Wetenschap
Tantaal is een van de zeldzaamste elementen en heeft meerdere stabiele isotopen. De minst voorkomende tantaalisotoop, Ta-180, wordt van nature aangetroffen in een langlevende opgewonden toestand, een kenmerk dat uniek is voor deze isotoop. In aangeslagen toestanden hebben de protonen of neutronen van een kern een hoger energieniveau dan normaal.
Hoewel energetisch mogelijk, is het radioactieve verval van deze aangeslagen toestand in Ta-180m nooit waargenomen. Onderzoekers voeren nu experimenten uit die tot doel hebben dit verval te meten, dat naar verwachting een levensduur zal hebben die ongeveer 1 miljoen keer langer zal zijn dan de leeftijd van het universum.
Het verval van aangeslagen toestanden van kernen geeft inzicht in hoe kernen vervormen wanneer ze zich in die toestanden bevinden. Kernfysici hebben de variaties in vorm en de daaruit voortvloeiende vorming van deze kortlevende isotopen, die isomeren worden genoemd, uitgebreid bestudeerd. Ze hebben echter een van de meest extreme gevallen, het verval van Ta-180m, nog niet grondig bestudeerd.
Natuurkundigen kunnen de kerntheorie gebruiken om het verval van Ta-180m te voorspellen op basis van de kennis van isomeren met een kortere levensduur, maar dit specifieke isomeer is nog niet gemeten. De uitzonderlijke stabiliteit ervan daagt bestaande theorieën en modellen van nucleaire structuur en verval uit. Dit betekent dat het meten van verval in Ta-180m een ongekende kans is om bij te dragen aan de nucleaire theorie.
Nu hebben wetenschappers voor het eerst een experiment bedacht met de vereiste gevoeligheid om de voorspelde halfwaardetijden te bereiken.
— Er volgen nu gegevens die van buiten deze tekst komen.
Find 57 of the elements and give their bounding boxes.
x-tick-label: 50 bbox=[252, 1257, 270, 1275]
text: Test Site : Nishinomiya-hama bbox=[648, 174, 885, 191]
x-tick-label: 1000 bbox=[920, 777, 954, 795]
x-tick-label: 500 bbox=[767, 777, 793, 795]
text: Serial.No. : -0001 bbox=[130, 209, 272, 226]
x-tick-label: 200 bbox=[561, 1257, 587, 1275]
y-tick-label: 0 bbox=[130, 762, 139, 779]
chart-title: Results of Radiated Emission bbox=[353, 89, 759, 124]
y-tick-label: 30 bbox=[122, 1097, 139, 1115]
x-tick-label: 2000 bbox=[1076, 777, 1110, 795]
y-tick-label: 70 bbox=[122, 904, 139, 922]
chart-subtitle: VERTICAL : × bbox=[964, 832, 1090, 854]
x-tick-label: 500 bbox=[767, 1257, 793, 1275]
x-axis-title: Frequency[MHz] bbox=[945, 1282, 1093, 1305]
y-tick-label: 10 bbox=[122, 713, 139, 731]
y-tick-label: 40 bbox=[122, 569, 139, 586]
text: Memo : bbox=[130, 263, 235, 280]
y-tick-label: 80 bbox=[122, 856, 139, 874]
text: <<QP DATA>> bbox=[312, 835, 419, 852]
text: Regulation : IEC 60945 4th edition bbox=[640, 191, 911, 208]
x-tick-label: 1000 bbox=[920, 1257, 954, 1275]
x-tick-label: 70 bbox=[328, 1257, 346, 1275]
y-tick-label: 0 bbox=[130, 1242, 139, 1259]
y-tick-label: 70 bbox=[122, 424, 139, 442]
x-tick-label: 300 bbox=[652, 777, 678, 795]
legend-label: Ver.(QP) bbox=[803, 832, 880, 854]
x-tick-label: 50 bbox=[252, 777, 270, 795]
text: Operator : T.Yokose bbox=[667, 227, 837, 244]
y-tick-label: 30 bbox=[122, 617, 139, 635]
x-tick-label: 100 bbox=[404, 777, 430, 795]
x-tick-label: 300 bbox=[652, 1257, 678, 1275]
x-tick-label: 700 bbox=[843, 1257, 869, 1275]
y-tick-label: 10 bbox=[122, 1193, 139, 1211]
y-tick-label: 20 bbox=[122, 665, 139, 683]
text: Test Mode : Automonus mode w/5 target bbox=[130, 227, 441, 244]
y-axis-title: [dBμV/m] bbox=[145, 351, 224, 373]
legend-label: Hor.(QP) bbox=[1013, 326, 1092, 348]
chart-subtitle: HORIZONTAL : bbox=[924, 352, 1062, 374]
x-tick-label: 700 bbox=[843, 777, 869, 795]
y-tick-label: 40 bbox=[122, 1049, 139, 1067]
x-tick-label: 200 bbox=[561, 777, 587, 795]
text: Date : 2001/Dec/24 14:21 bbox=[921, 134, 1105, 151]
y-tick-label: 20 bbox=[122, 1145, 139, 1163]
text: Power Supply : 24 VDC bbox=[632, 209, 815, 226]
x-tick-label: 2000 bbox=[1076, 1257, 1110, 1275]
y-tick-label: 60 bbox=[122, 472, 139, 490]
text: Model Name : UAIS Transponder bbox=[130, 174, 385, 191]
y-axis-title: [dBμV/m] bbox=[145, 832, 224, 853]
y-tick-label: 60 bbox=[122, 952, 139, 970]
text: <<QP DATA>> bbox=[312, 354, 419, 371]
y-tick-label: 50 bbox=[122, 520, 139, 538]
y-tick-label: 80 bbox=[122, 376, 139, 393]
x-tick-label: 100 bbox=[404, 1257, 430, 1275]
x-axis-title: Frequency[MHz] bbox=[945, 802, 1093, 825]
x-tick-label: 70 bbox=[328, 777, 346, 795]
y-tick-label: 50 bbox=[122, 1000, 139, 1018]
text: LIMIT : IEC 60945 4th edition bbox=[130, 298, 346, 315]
Het experiment heeft de eerste gegevens opgeleverd en de langste limieten vastgesteld die ooit zijn bereikt in onderzoeken naar nucleaire isomeren. Het onderzoek is gepubliceerd in het tijdschrift Physical Review Letters .
In dit project hebben natuurkundigen de MAJORANA-faciliteit met ultra-lage achtergrond in de Sanford Underground Research Facility in South Dakota geherstructureerd. Bovendien introduceerden ze een aanzienlijk groter tantaalmonster vergeleken met eerder gebruikt in soortgelijke onderzoeken.
In de loop van een jaar verzamelden onderzoekers gegevens met behulp van germaniumdetectoren met een uitzonderlijke energieresolutie. Ze ontwikkelden ook analysemethoden die specifiek waren toegesneden op het detecteren van meerdere verwachte vervalsignaturen. Deze gecombineerde inspanningen hebben hen in staat gesteld ongekende limieten vast te stellen, die binnen het bereik van 10 18 vallen tot 10 19 jaar. Dit gevoeligheidsniveau markeert het eerste geval waarin voorspelde halfwaardetijden uit de kerntheorie haalbaar zijn geworden.
Hoewel het vervalproces nog niet is waargenomen, hebben deze ontwikkelingen de bestaande grenzen aanzienlijk verbeterd met één tot twee ordes van grootte. Bovendien heeft deze vooruitgang onderzoekers in staat gesteld bepaalde parameterbereiken die verband houden met verschillende potentiële donkere materiedeeltjes te verwerpen.